Wesley Union AMEZ connects parishioners on Tuesday, Wednesday, and Thursday through early morning prayer and Bible study sessions, which include scriptures, meditations, music, and heartfelt conversations. Oh yea, people also talk to each other and swap insights during the weekly phone sessions.
“We use scripture in all of our sessions,” Williams said. “One person is responsible for making sure all of these sessions happen even if I am not there or out of town. Whether I am on the line or not – if I am traveling we have someone who makes sure this happens.”
The group also talks about timely events such as the California couple recently charged with torture, abuse and other crimes. The California parents, David Turpin, 57, and Louise Turpin, 49, are accused of abusing their 13 children. The parents face 12 counts of torture, seven counts of abuse of a dependent adult, six counts of child abuse or neglect and 12 counts of false imprisonment, according to news reports.
“On the phone we prayed for that family,” Williams said, explaining that the number of parishioners who participate in each daily session can range from two to ten people. “As I said, my congregation tells me they look forward to this time of coming together.
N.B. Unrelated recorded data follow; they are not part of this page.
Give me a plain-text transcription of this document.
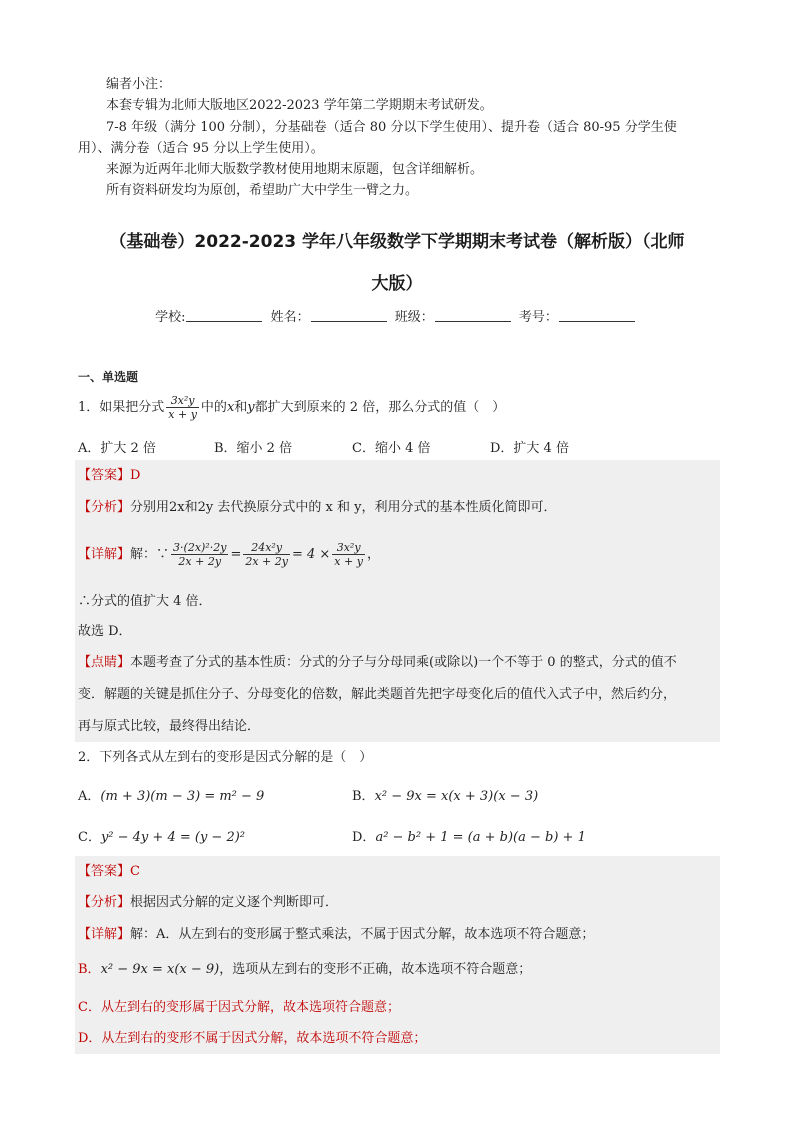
编者小注：
本套专辑为北师大版地区2022-2023 学年第二学期期末考试研发。
7-8 年级（满分 100 分制），分基础卷（适合 80 分以下学生使用）、提升卷（适合 80-95 分学生使
用）、满分卷（适合 95 分以上学生使用）。
来源为近两年北师大版数学教材使用地期末原题，包含详细解析。
所有资料研发均为原创，希望助广大中学生一臂之力。
（基础卷）2022-2023 学年八年级数学下学期期末考试卷（解析版）（北师
大版）
学校:	姓名：	班级：	考号：
一、单选题
1．如果把分式 $\frac{\text{3x²y}}{x + y}$ 中的x和y都扩大到原来的 2 倍，那么分式的值（　）
A．扩大 2 倍	B．缩小 2 倍	C．缩小 4 倍	D．扩大 4 倍
【答案】D
【分析】分别用2x和2y 去代换原分式中的 x 和 y，利用分式的基本性质化简即可．
【详解】解：∵ $\frac{\text{3·(2x)²·2y}}{2x + 2y} = \frac{\text{24x²y}}{2x + 2y} = 4 \times \frac{\text{3x²y}}{x + y}$ ，
∴分式的值扩大 4 倍．
故选 D．
【点睛】本题考查了分式的基本性质：分式的分子与分母同乘(或除以)一个不等于 0 的整式，分式的值不
变．解题的关键是抓住分子、分母变化的倍数，解此类题首先把字母变化后的值代入式子中，然后约分，
再与原式比较，最终得出结论．
2．下列各式从左到右的变形是因式分解的是（　）
A．(m + 3)(m − 3) = m² − 9	B．x² − 9x = x(x + 3)(x − 3)
C．y² − 4y + 4 = (y − 2)²	D．a² − b² + 1 = (a + b)(a − b) + 1
【答案】C
【分析】根据因式分解的定义逐个判断即可．
【详解】解：A．从左到右的变形属于整式乘法，不属于因式分解，故本选项不符合题意；
B．x² − 9x = x(x − 9)，选项从左到右的变形不正确，故本选项不符合题意；
C．从左到右的变形属于因式分解，故本选项符合题意；
D．从左到右的变形不属于因式分解，故本选项不符合题意；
We pray about all kinds of situations including those that we see online.Focusing on others makes us more aware. They tell me the calls connect them, draw them closer together, and create unity.”
Experts say talk therapy defeats seasonal affective disorder (SAD) because talking to others makes you notice your own thought and behavior patterns. Specifically, talking to other helps you deal with your own winter lows. Whether you feel cold, dark, and nasty like the sometimes frigid weather outside your window, or you think it’s normal to feel tired, anxious and moody – connecting to others will stop the winter blahs.
According to the National Institute of Mental Health, SAD is a type of depression. The symptoms include feeling depressed most of the day, nearly every day. Or you feel hopeless and worthless. You have low energy, lose interest in activities you once enjoyed, and have trouble sleeping. You may overeat and gain weight. You feel sluggish or agitated. You can’t concentrate for long.
Williams listened to the list of symptoms and pointed to Bible passages that urge believers to be of good cheer. For example, in John 16:3, Jesus said, “Be be of good cheer, I have overcome the world.” Or consider Luke 10:17 – “The seventy (disciples) returned with joy saying, ‘Even the demons are subject to us in your name.’”
I Kings 10:8 says, “Happy are your men and happy are your servants, who stand continually before you and hear your wisdom.”
Williams said, “The No. 1 thing you want to do when the winter blues come is to think, ‘This too shall pass.’ I believe you have to stay focused on the Word of God. This does not mean you should stay on your knees all of the time. but it does mean you should stay in an attitude of prayer. I mean, communicate with God. The Bible tells us to pray without ceasing.”